BACKGROUND: Plant biostimulants are diverse substances and microorganisms used to enhance plant growth. The global market for biostimulants is projected to increase 12 % per year and reach over ...$2,200 million by 2018. Despite the growing use of biostimulants in agriculture, many in the scientific community consider biostimulants to be lacking peer-reviewed scientific evaluation.

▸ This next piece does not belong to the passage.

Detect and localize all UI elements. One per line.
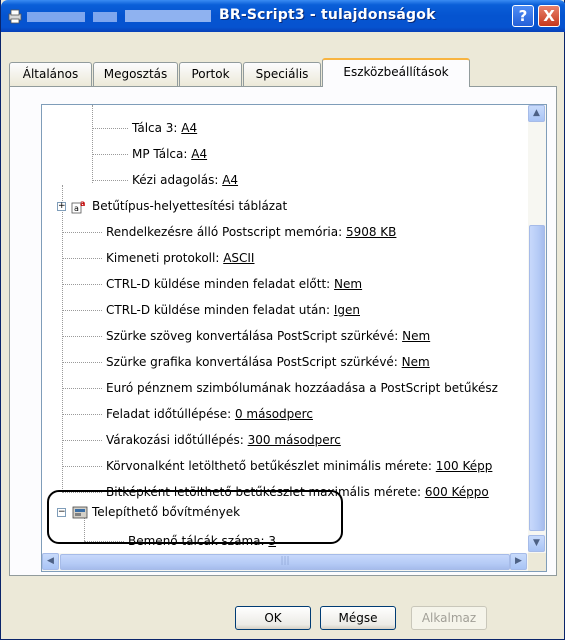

SCOPE: This article describes the emerging definitions of biostimulants and reviews the literature on five categories of biostimulants: i. microbial inoculants, ii. humic acids, iii. fulvic acids, iv. protein hydrolysates and amino acids, and v. seaweed extracts. CONCLUSIONS: The large number of publications cited for each category of biostimulants demonstrates that there is growing scientific evidence supporting the use of biostimulants as agricultural inputs on diverse plant species. The cited literature also reveals some commonalities in plant responses to different biostimulants, such as increased root growth, enhanced nutrient uptake, and stress tolerance.